Searching for sea legs: an essay on sailing in the Maldives

21st November 2015

For whatever we lose (like a you or a me)

It’s always ourselves that we find in the sea

E.E. Cummings


 

Finding your sea legs takes a few goes. Stepping awkwardly off the jetty, you fear getting wedged between hull and dock. Your sense of balance flees. But then, up anchor and cruise, and you find there is something reassuring about that gentle rocking – that swaying cadence – which even the most faltering of steps are not immune to. The sea’s ageless rhythm creeps in through the toes from the hot timber deck, stripped of varnish by sun and salt. It loosens a foot’s excessive grip. It lulls the fear of falling.

You quickly learn the shapes of the boat. Stiff metal cables cut sharp triangles through the air. Taut, smooth rigging casts hard shadows upon the awning. Glossy, oblong buoys, anchors and piles of discarded shoes become the landmarks of a portable world. The secure camber of the bow mirrors the convex arch of the billowing sails. And in all directions, the world is sliced in half by the spirit level horizon.

Sails. That most ancient means of propulsion. The engine cuts off, the sails are hoisted and the wind claps them loudly into shape. Freedom. The wind was once the master of movement in this country. Its absence meant enforced inertia, its presence liberty. The vestiges of its tyranny are now undetectable. It is relentless hair in your mouth and gentle maelstroms round your ankles. It is instant relief on a sticky nape.

Forget all else. Let two legs dangle either side of the bowsprit and squint at the glamorous sea. Hold your breath. Dive, splash, swim, repeat.
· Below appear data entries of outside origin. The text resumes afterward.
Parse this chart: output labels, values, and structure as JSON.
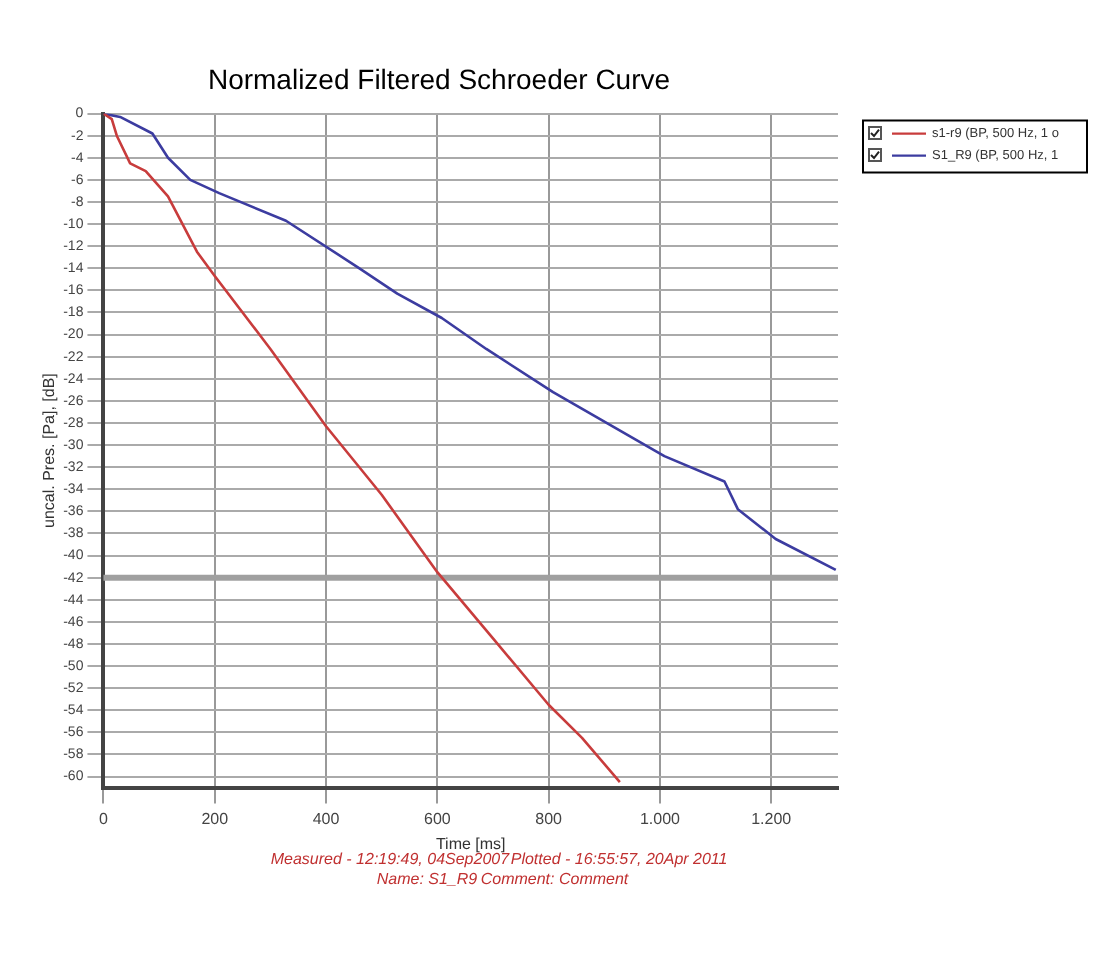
{
  "chart_data": {
    "type": "line",
    "title": "Normalized Filtered Schroeder Curve",
    "xlabel": "Time [ms]",
    "ylabel": "uncal. Pres. [Pa], [dB]",
    "xlim": [
      0,
      1320
    ],
    "xticks": [
      0,
      200,
      400,
      600,
      800,
      {
        "value": 1000,
        "label": "1.000"
      },
      {
        "value": 1200,
        "label": "1.200"
      }
    ],
    "ylim": [
      -61,
      0
    ],
    "yticks": [
      0,
      -2,
      -4,
      -6,
      -8,
      -10,
      -12,
      -14,
      -16,
      -18,
      -20,
      -22,
      -24,
      -26,
      -28,
      -30,
      -32,
      -34,
      -36,
      -38,
      -40,
      -42,
      -44,
      -46,
      -48,
      -50,
      -52,
      -54,
      -56,
      -58,
      -60
    ],
    "grid": true,
    "legend": "top right",
    "marker": "none",
    "line_style": "solid",
    "ref_lines": [
      {
        "axis": "y",
        "value": -42,
        "color": "#a0a0a0"
      }
    ],
    "series": [
      {
        "name": "s1-r9 (BP, 500 Hz, 1 o",
        "color": "#c83c3c",
        "x": [
          0,
          15,
          24,
          48,
          76,
          116,
          168,
          200,
          300,
          400,
          500,
          600,
          700,
          800,
          860,
          928
        ],
        "values": [
          0,
          -0.5,
          -2,
          -4.5,
          -5.2,
          -7.5,
          -12.5,
          -14.7,
          -21.3,
          -28.3,
          -34.5,
          -41.5,
          -47.5,
          -53.5,
          -56.5,
          -60.5
        ]
      },
      {
        "name": "S1_R9 (BP, 500 Hz, 1",
        "color": "#3c3ca0",
        "x": [
          0,
          30,
          88,
          116,
          156,
          208,
          328,
          460,
          528,
          608,
          688,
          808,
          1008,
          1116,
          1140,
          1208,
          1316
        ],
        "values": [
          0,
          -0.3,
          -1.8,
          -4,
          -6,
          -7.2,
          -9.7,
          -14,
          -16.3,
          -18.5,
          -21.3,
          -25.2,
          -31,
          -33.3,
          -35.8,
          -38.5,
          -41.3
        ]
      }
    ],
    "annotations": [
      "Measured - 12:19:49, 04Sep2007",
      "Plotted - 16:55:57, 20Apr 2011",
      "Name: S1_R9",
      "Comment: Comment"
    ]
  }
}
That full-body tired that only the sea brings allows half-sleep to creep in. Social graces amongst strangers evaporate and you curl like a church mouse at the stern.

Peace arrives inconspicuously. First in muscles and then in mind. Bodies stretch out and soften. Conversations slow, thoughts evaporate. A lullaby of hush, hush, hush as the hull parts the water expels all contemplations that are beyond the present.

Time passes differently at sea. The references are less familiar. Its indicators are colour and light. A fireball sun sits opposite a day moon. Afternoons stretch out endlessly but are met with abrupt, equatorial dusks. The water changes colour continually. At times, either side of the boat is a different ocean. Peacock indigo, charcoal grey, inky blue-black. Clouds configure, shift endlessly and settle into a faintly saccharine sunset.

Salty skin, knotted hair, tar on your shoes. A sailor’s legacy. Your heads swims as you finally walk on firm soil.

Your sea legs had found you and you hadn’t noticed.